This year’s wave of GCSE results brings with it a significant drop in results, as the proportion of students awarded A* to C grades has dropped by a record 2.1 per cent compared to last year.
It now stands at 66.9%, with the number of people gaining a C grade or above in English especially low. The proportion of people achieving A* grades has also dropped by 0.1 per cent.
The unprecedented drop in grades is thought to be the result of a new government policy forcing 17-year-olds who failed to get a C grade or above in maths or English to re-sit their exams. As a result, more students overall were sitting the tests.
Despite this, some of the decrease is inexplicable.

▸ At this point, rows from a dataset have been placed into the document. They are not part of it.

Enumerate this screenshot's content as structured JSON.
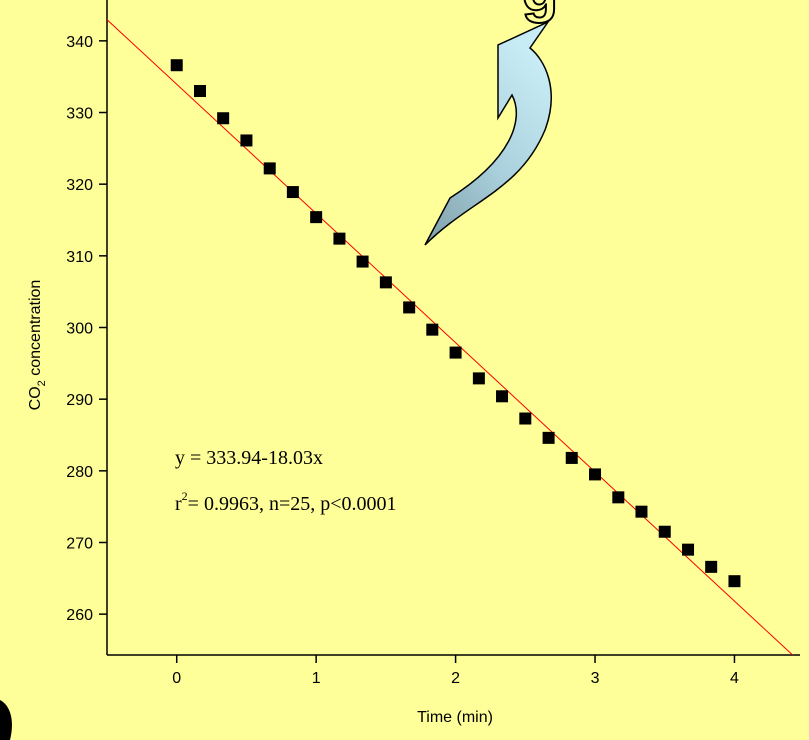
{
  "cropped_text": "g",
  "chart_data": {
    "type": "scatter",
    "x_label": "Time (min)",
    "y_label": {
      "main": "CO",
      "sub": "2",
      "rest": " concentration"
    },
    "x": [
      0,
      0.167,
      0.333,
      0.5,
      0.667,
      0.833,
      1,
      1.167,
      1.333,
      1.5,
      1.667,
      1.833,
      2,
      2.167,
      2.333,
      2.5,
      2.667,
      2.833,
      3,
      3.167,
      3.333,
      3.5,
      3.667,
      3.833,
      4
    ],
    "values": [
      336.6,
      333.0,
      329.2,
      326.1,
      322.2,
      318.9,
      315.4,
      312.4,
      309.2,
      306.3,
      302.8,
      299.7,
      296.5,
      292.9,
      290.4,
      287.3,
      284.6,
      281.8,
      279.5,
      276.3,
      274.3,
      271.5,
      269.0,
      266.6,
      264.6
    ],
    "color": "#000000",
    "fit": {
      "intercept": 333.94,
      "slope": -18.03,
      "color": "#ff0000"
    },
    "annotations": {
      "equation": "y = 333.94-18.03x",
      "stat_r": "r",
      "stat_sup": "2",
      "stat_rest": "= 0.9963, n=25, p<0.0001"
    },
    "xlim": [
      -0.5,
      4.47
    ],
    "ylim": [
      254.3,
      345.7
    ],
    "xticks": [
      0,
      1,
      2,
      3,
      4
    ],
    "yticks": [
      260,
      270,
      280,
      290,
      300,
      310,
      320,
      330,
      340
    ],
    "grid": false
  }
}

In the pupils taking their exams in year 11, the regular year to take them, there was a 1.3 per cent decrease in the proportion of students gaining A*-C grades.
There was a 32 per cent increase in the number of students sitting their maths GCSE this year, and yet less than one third got a grade A* to C, compared to more than 70 per cent last year.

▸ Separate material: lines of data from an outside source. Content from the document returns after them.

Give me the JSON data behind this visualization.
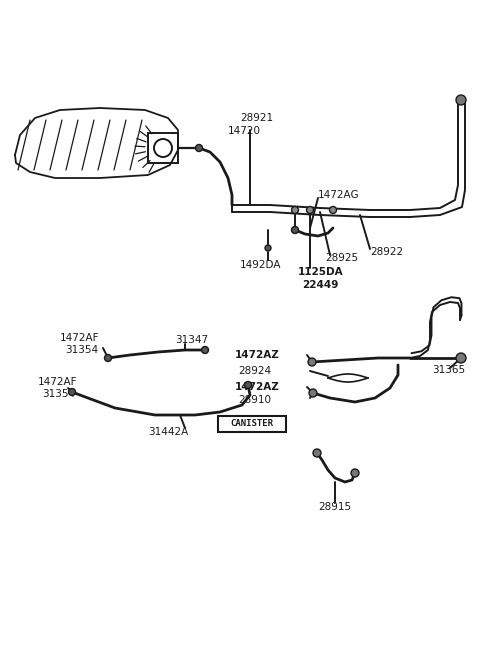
{
  "bg_color": "#ffffff",
  "lc": "#1a1a1a",
  "fig_w": 4.8,
  "fig_h": 6.57,
  "dpi": 100,
  "xlim": [
    0,
    480
  ],
  "ylim": [
    0,
    657
  ]
}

For the fifth year running there has been a drop in the number of A* grades received, with a total of 6.5 per cent of entries getting the highest mark, dropping by 0.1 per cent from last year.
Michael Turner, director general of the JCQ, said: “There is significant movement in this year’s entries, which impacts on results and creates a very complex national picture.
“We have seen shifts not only between subjects, but also across qualifications and year groups. This is driven by several factors, including performance measures and re-sit policies in England.”
Nick Gibb, School standards Minister was pleased to see that the core academic subjects were being taken more, as it gives students a wider range of opportunities.
“And for those 17-year-olds who have struggled to achieve good grades in maths, we are seeing 4,000 more successful re-takes of those exams; delivering better prospects for every one of those young people.”